Un tribunale francese blocca i progetti eolici
L'energia eolica industriale ha conquistato la Francia lasciando dietro di sé un paesaggio devastato e una popolazione indignata. Nonostante la pretesa di rappresentare una soluzione ecologica, gli enormi impianti eolici si rivelano una catastrofe per l'ambiente e il patrimonio culturale.
Revoca storica delle autorizzazioni
Ora la Francia ha disposto una revoca storica delle autorizzazioni eoliche e il tribunale impone verifiche ambientali complete.
La decisione del Consiglio di Stato non è un caso isolato in Europa. In Irlanda, un giudice della Corte Suprema ha recentemente stabilito che il rumore causato dagli impianti eolici potrebbe essere considerato una molestia.
Le associazioni ambientaliste celebrano la sentenza del Consiglio di Stato come «un successo straordinario per la tutela dell'ambiente, la salute dei residenti e il rispetto delle disposizioni di legge.»

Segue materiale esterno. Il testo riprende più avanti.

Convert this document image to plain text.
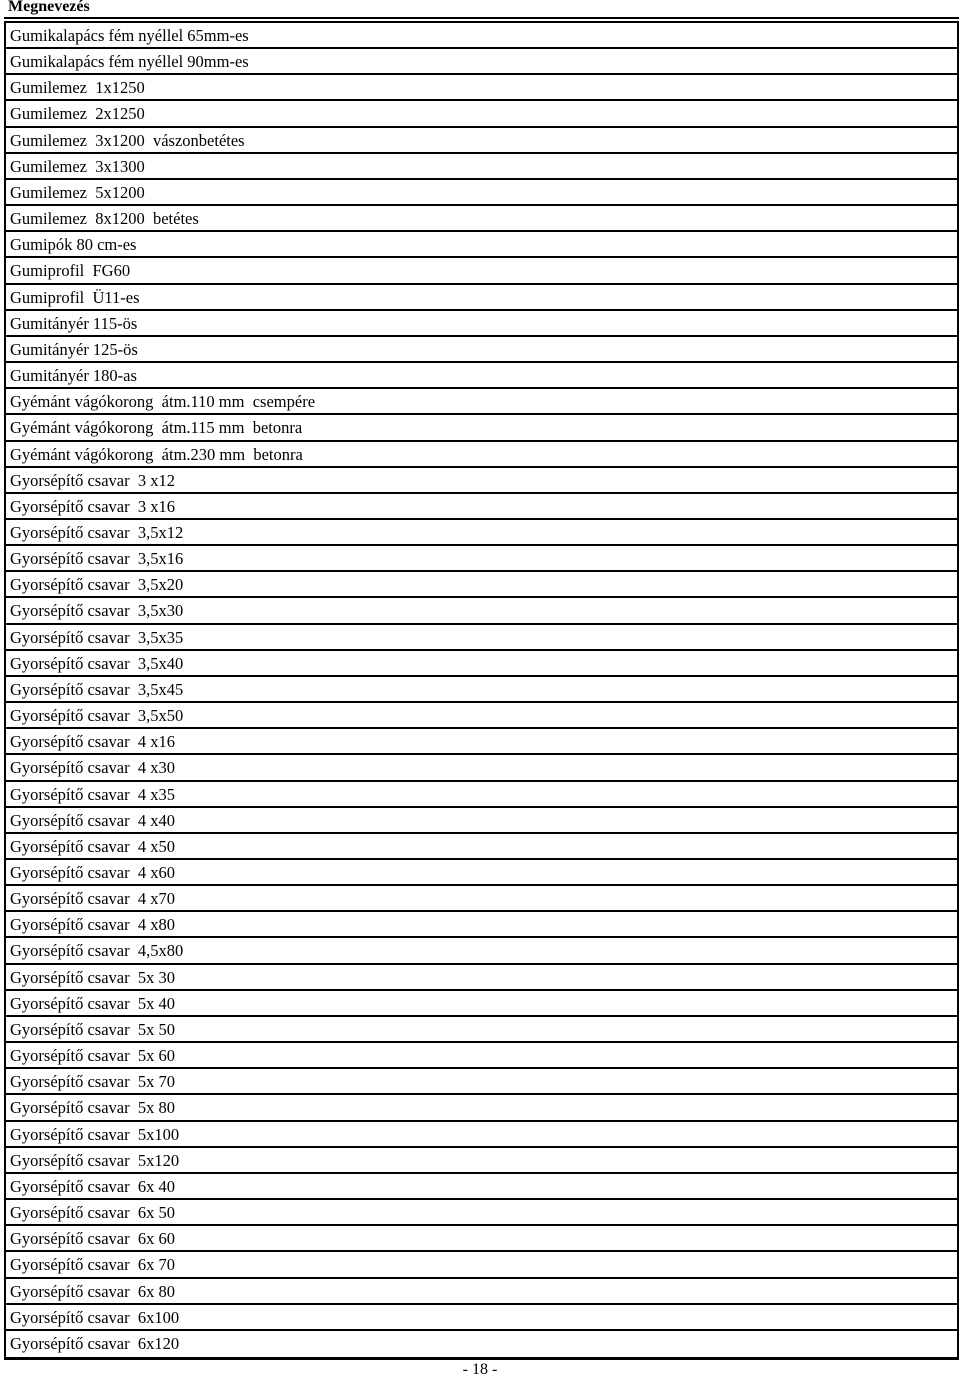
Megnevezés
Gumikalapács fém nyéllel 65mm-es
Gumikalapács fém nyéllel 90mm-es
Gumilemez  1x1250
Gumilemez  2x1250
Gumilemez  3x1200  vászonbetétes
Gumilemez  3x1300
Gumilemez  5x1200
Gumilemez  8x1200  betétes
Gumipók 80 cm-es
Gumiprofil  FG60
Gumiprofil  Ü11-es
Gumitányér 115-ös
Gumitányér 125-ös
Gumitányér 180-as
Gyémánt vágókorong  átm.110 mm  csempére
Gyémánt vágókorong  átm.115 mm  betonra
Gyémánt vágókorong  átm.230 mm  betonra
Gyorsépítő csavar  3 x12
Gyorsépítő csavar  3 x16
Gyorsépítő csavar  3,5x12
Gyorsépítő csavar  3,5x16
Gyorsépítő csavar  3,5x20
Gyorsépítő csavar  3,5x30
Gyorsépítő csavar  3,5x35
Gyorsépítő csavar  3,5x40
Gyorsépítő csavar  3,5x45
Gyorsépítő csavar  3,5x50
Gyorsépítő csavar  4 x16
Gyorsépítő csavar  4 x30
Gyorsépítő csavar  4 x35
Gyorsépítő csavar  4 x40
Gyorsépítő csavar  4 x50
Gyorsépítő csavar  4 x60
Gyorsépítő csavar  4 x70
Gyorsépítő csavar  4 x80
Gyorsépítő csavar  4,5x80
Gyorsépítő csavar  5x 30
Gyorsépítő csavar  5x 40
Gyorsépítő csavar  5x 50
Gyorsépítő csavar  5x 60
Gyorsépítő csavar  5x 70
Gyorsépítő csavar  5x 80
Gyorsépítő csavar  5x100
Gyorsépítő csavar  5x120
Gyorsépítő csavar  6x 40
Gyorsépítő csavar  6x 50
Gyorsépítő csavar  6x 60
Gyorsépítő csavar  6x 70
Gyorsépítő csavar  6x 80
Gyorsépítő csavar  6x100
Gyorsépítő csavar  6x120
- 18 -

Denunciano un «sistematico disprezzo di tali norme da parte delle autorità statali», il cui unico obiettivo sarebbe stato quello di «portare avanti la realizzazione di impianti eolici nonostante la crescente resistenza della popolazione, in particolare nelle regioni rurali.»
Grave impatto sulla strategia energetica
Inoltre, lo Stato francese si vede ora obbligato a versare risarcimenti alle associazioni ricorrenti. L'associazione sottolinea che questa decisione giudiziaria «avrà un grave impatto sulla futura strategia energetica della Francia.»
Lo sviluppo dell'energia eolica terrestre in Francia subisce un temporaneo arresto, fino all'adozione di nuove autorizzazioni e normative conformi ai requisiti di legge.
«Non solo la Francia viene travolta da operatori eolici privati che si appropriano spudoratamente della proprietà collettiva per deturparla.»
IG Wild beim Wild
Cambiamento catastrofico del paesaggio
Gli impianti eolici industriali non sono affatto elementi architettonici che si integrano armoniosamente nel nostro paesaggio, ma rappresentano un attacco crescente al nostro ambiente. Troppo spesso questi imponenti manufatti vengono presentati da coloro che traggono profitto finanziario dalla loro costruzione come simboli di modernità e sviluppo sostenibile e come simbolo di ecologia «verde». In realtà, tuttavia, questi imponenti manufatti nascondono una catastrofica trasformazione del paesaggio.
L'impatto visivo degli impianti eolici onshore è solo la punta dell'iceberg. La mania eolica industriale richiede inoltre la costruzione di una gigantesca rete elettrica con migliaia di tralicci, trasformatori e migliaia di chilometri di linee ad alta tensione, il che deturpa ulteriormente l'ambiente e mette a rischio la biodiversità ancora di più. Le conseguenze ecologiche di questa diffusione incontrollabile sono catastrofiche: gli habitat naturali vengono distrutti e le specie protette sono minacciate.
La tolleranza nei confronti di questi mostri in Francia è ormai vicina allo zero, a meno che i gestori non paghino discretamente qualche tangente.